Rembrandt and the Ryzen 9 6900HX
Ryzen 9 6900HX is one of two flagship mobile chips AMD is launching under Ryzen 6000 mobile (the other one being Ryzen 9 6980HX). Ryzen 6000, codenamed “Rembrandt” is based on the refreshed Zen3+ microarchitecture fabricated on TSMC‘s 6nm process node. It promised to bring notable performance and efficiency improvements as compared to Ryzen 5000 mobile and with the addition of its RDNA 2 iGPU, we shall also see several strides made towards better graphics performance. Speaking of the particular chip in question, the Ryzen 9 6900HX is a 8-core 16-thread offering from AMD with boost clocks up to 4.9 Ghz. Being an “HX” processor, it comes with an unlocked TDP of 45W+ giving manufacturers enough head room to push the 6900HX to its limits with state-of-the-art thermal solutions. Moreover, the chip also features 16 MB of L3 cache and 4 MB of L2 cache. Thanks to the RDNA 2 iGPUs inside each Ryzen 6000 mobile APU, AMD will finally produce a substantial uplift in graphical performance, especially compared to Vega. The 6900HX has the top-end Radeon 680M GPU inside with 12 Compute Units powering 768 cores. Lastly, we should also see some benefits due to the upgraded DDR5 and LPPDR4X memory options inside Ryzen 6000 “Rembrandt” laptops.
Benchmark scores
Coming to actual benchmark itself, the Ryzen 9 6900HX did remarkably well, though not quite as good as the very best. The APU was tested inside the Lenovo 82RG laptop with 32GB of memory, and it achieved 1,616 points in the single-threaded test and 10,151 points in the multi-threaded test. Both of these scores put it comfortably ahead of the its predecessor, the Ryzen 9 5900HX, but considerably behind the Core i9-12900H. On average, the 5900HX scores 1,417 points in the single-threaded benchmark and 7,658 in the multi-threaded benchmark. Compared to that, the 6900HX is about 14% faster in the single-thread department and a whooping 33% faster in the multi-thread department. The 6900HX even beats the Ryzen 9 5980HX easily, the highest-end Ryzen 5000 mobile chip. It achieves a 7.7% higher single-threaded score and a 24% higher multi-threaded score compared to the 5980HX.

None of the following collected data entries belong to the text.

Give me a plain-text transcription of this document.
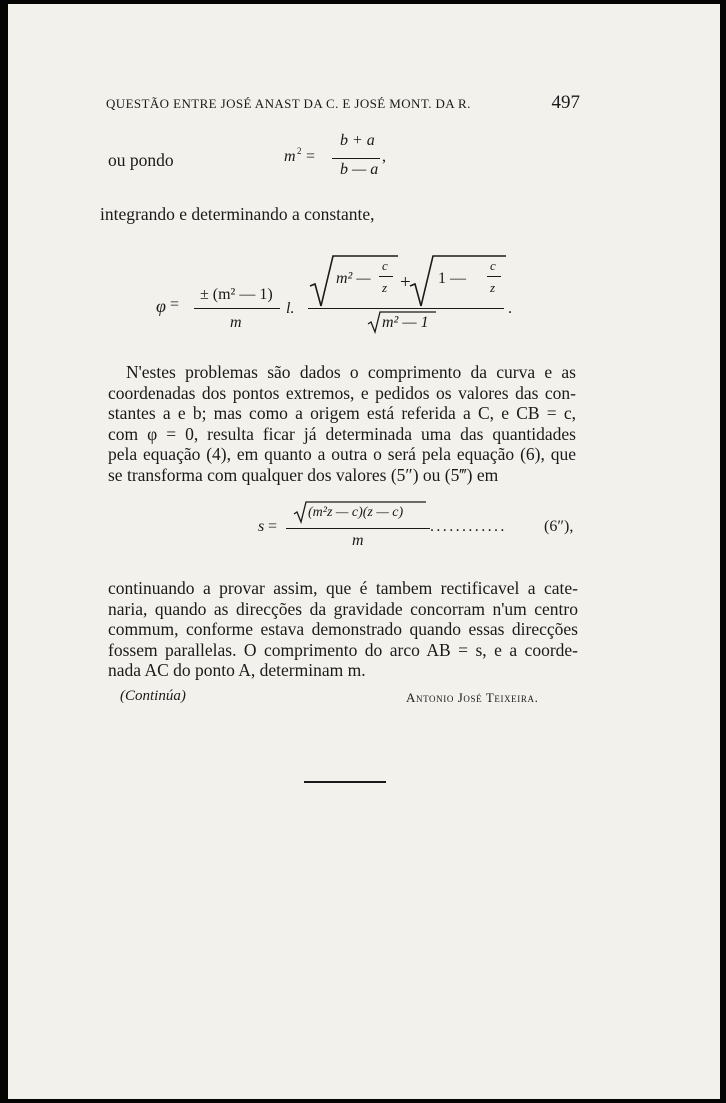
QUESTÃO ENTRE JOSÉ ANAST DA C. E JOSÉ MONT. DA R.	497
ou pondo	m 2 =
b + a
b — a
,
integrando e determinando a constante,
φ =
± (m² — 1)
m
l.
m² —
c
z + 1 —
c
z
m² — 1
.
N'estes problemas são dados o comprimento da curva e as
coordenadas dos pontos extremos, e pedidos os valores das con-
stantes a e b; mas como a origem está referida a C, e CB = c,
com φ = 0, resulta ficar já determinada uma das quantidades
pela equação (4), em quanto a outra o será pela equação (6), que
se transforma com qualquer dos valores (5″) ou (5‴) em
s =
(m²z — c)(z — c)
m
............ (6″),
continuando a provar assim, que é tambem rectificavel a cate-
naria, quando as direcções da gravidade concorram n'um centro
commum, conforme estava demonstrado quando essas direcções
fossem parallelas. O comprimento do arco AB = s, e a coorde-
nada AC do ponto A, determinam m.
(Continúa)	Antonio José Teixeira.
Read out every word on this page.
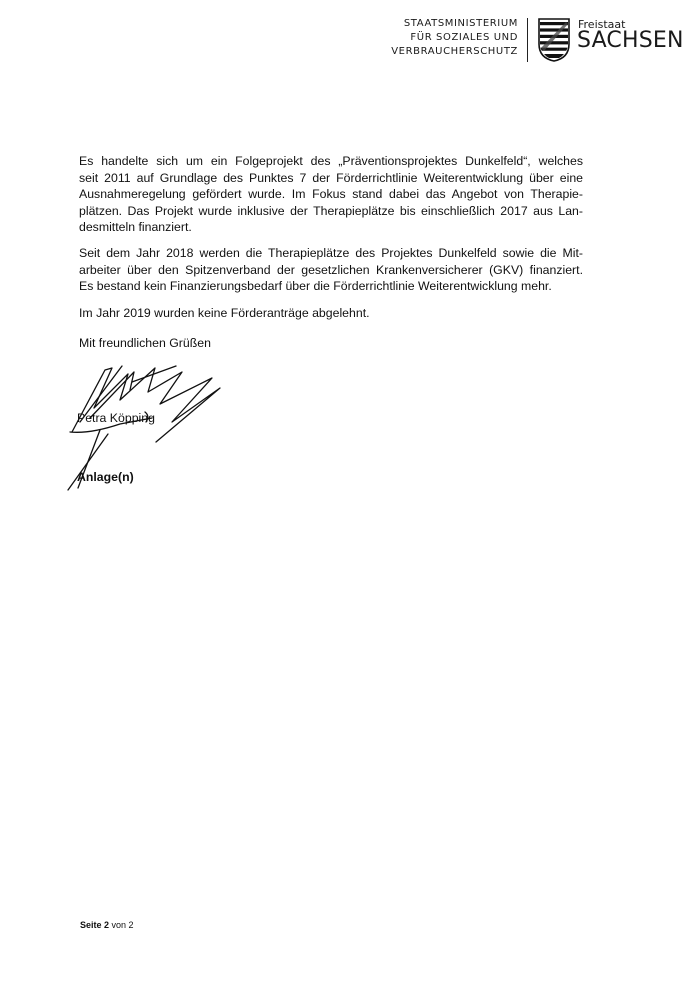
STAATSMINISTERIUM
FÜR SOZIALES UND
VERBRAUCHERSCHUTZ
Freistaat
SACHSEN

Es handelte sich um ein Folgeprojekt des „Präventionsprojektes Dunkelfeld“, welches

seit 2011 auf Grundlage des Punktes 7 der Förderrichtlinie Weiterentwicklung über eine

Ausnahmeregelung gefördert wurde. Im Fokus stand dabei das Angebot von Therapie-

plätzen. Das Projekt wurde inklusive der Therapieplätze bis einschließlich 2017 aus Lan-

desmitteln finanziert.

Seit dem Jahr 2018 werden die Therapieplätze des Projektes Dunkelfeld sowie die Mit-

arbeiter über den Spitzenverband der gesetzlichen Krankenversicherer (GKV) finanziert.

Es bestand kein Finanzierungsbedarf über die Förderrichtlinie Weiterentwicklung mehr.

Im Jahr 2019 wurden keine Förderanträge abgelehnt.

Mit freundlichen Grüßen

Petra Köpping
Anlage(n)
Seite 2 von 2
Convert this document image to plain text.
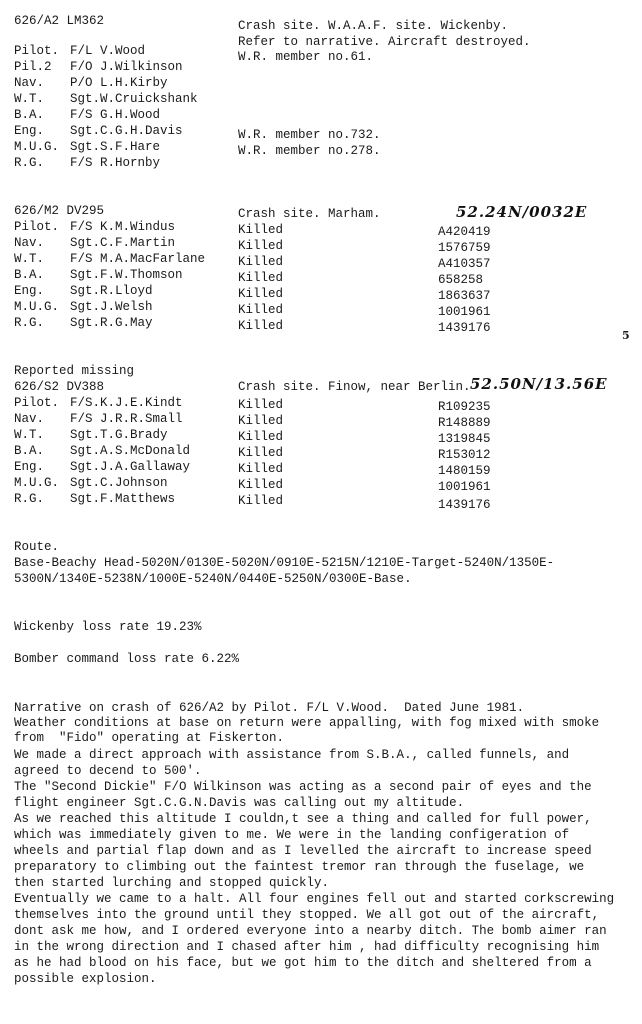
626/A2 LM362	Crash site. W.A.A.F. site. Wickenby.
Refer to narrative. Aircraft destroyed.
Pilot. F/L V.Wood	W.R. member no.61.
Pil.2 F/O J.Wilkinson
Nav. P/O L.H.Kirby
W.T. Sgt.W.Cruickshank
B.A. F/S G.H.Wood
Eng. Sgt.C.G.H.Davis	W.R. member no.732.
M.U.G. Sgt.S.F.Hare	W.R. member no.278.
R.G. F/S R.Hornby
626/M2 DV295	Crash site. Marham.	52.24N/0032E
Pilot. F/S K.M.Windus	Killed	A420419
Nav. Sgt.C.F.Martin	Killed	1576759
W.T. F/S M.A.MacFarlane	Killed	A410357
B.A. Sgt.F.W.Thomson	Killed	658258
Eng. Sgt.R.Lloyd	Killed	1863637
M.U.G. Sgt.J.Welsh	Killed	1001961
R.G. Sgt.R.G.May	Killed	1439176
5
Reported missing
626/S2 DV388	Crash site. Finow, near Berlin. 52.50N/13.56E
Pilot. F/S.K.J.E.Kindt	Killed	R109235
Nav. F/S J.R.R.Small	Killed	R148889
W.T. Sgt.T.G.Brady	Killed	1319845
B.A. Sgt.A.S.McDonald	Killed	R153012
Eng. Sgt.J.A.Gallaway	Killed	1480159
M.U.G. Sgt.C.Johnson	Killed	1001961
R.G. Sgt.F.Matthews	Killed	1439176
Route.
Base-Beachy Head-5020N/0130E-5020N/0910E-5215N/1210E-Target-5240N/1350E-
5300N/1340E-5238N/1000E-5240N/0440E-5250N/0300E-Base.
Wickenby loss rate 19.23%
Bomber command loss rate 6.22%
Narrative on crash of 626/A2 by Pilot. F/L V.Wood.  Dated June 1981.
Weather conditions at base on return were appalling, with fog mixed with smoke
from  "Fido" operating at Fiskerton.
We made a direct approach with assistance from S.B.A., called funnels, and
agreed to decend to 500'.
The "Second Dickie" F/O Wilkinson was acting as a second pair of eyes and the
flight engineer Sgt.C.G.N.Davis was calling out my altitude.
As we reached this altitude I couldn,t see a thing and called for full power,
which was immediately given to me. We were in the landing configeration of
wheels and partial flap down and as I levelled the aircraft to increase speed
preparatory to climbing out the faintest tremor ran through the fuselage, we
then started lurching and stopped quickly.
Eventually we came to a halt. All four engines fell out and started corkscrewing
themselves into the ground until they stopped. We all got out of the aircraft,
dont ask me how, and I ordered everyone into a nearby ditch. The bomb aimer ran
in the wrong direction and I chased after him , had difficulty recognising him
as he had blood on his face, but we got him to the ditch and sheltered from a
possible explosion.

The reason why this is so impressive is because AMD managed to achieve this uplift with a refreshed architecture that’s built on the foundation of the previous one. So, it’s technically not a “new” architecture per se, but it still provides a decent bump in performance. It’s likely that TSMC’s 6nm process alludes to the higher numbers rather than the higher clock speeds of the 6900HX. Now, compared to Intel’s Alder Lake flagship, the 6900HX gets beaten by a healthy margin. The Core i9-12900H netted a little over 4000 more points than the 6900HX in multi-threaded tests, and a little over 3000 points more in single-threaded tests. That constitutes a 44% and 21% lead over the Ryzen chip, respectively. And this doesn’t really come as a shock as the i9 has more cores, more threads, more cache, higher clock speeds and significantly higher power limit of 115W as compared to AMD’s 45W+. All of this works to give Intel’s chip the lead here.
Regardless of the loss to Intel, this benchmark shows us that Ryzen 6000 is still a solid upgrade over Ryzen 5000 as it offers improvements in all aspects, and the RDNA 2 iGPUs alone are enough to warrant the purchase of Rembrandt-H notebooks. Speaking of which, Ryzen 6000 notebooks should be available starting from February. But, when it comes to acquiring the very best of the best, Intel has AMD beat this time.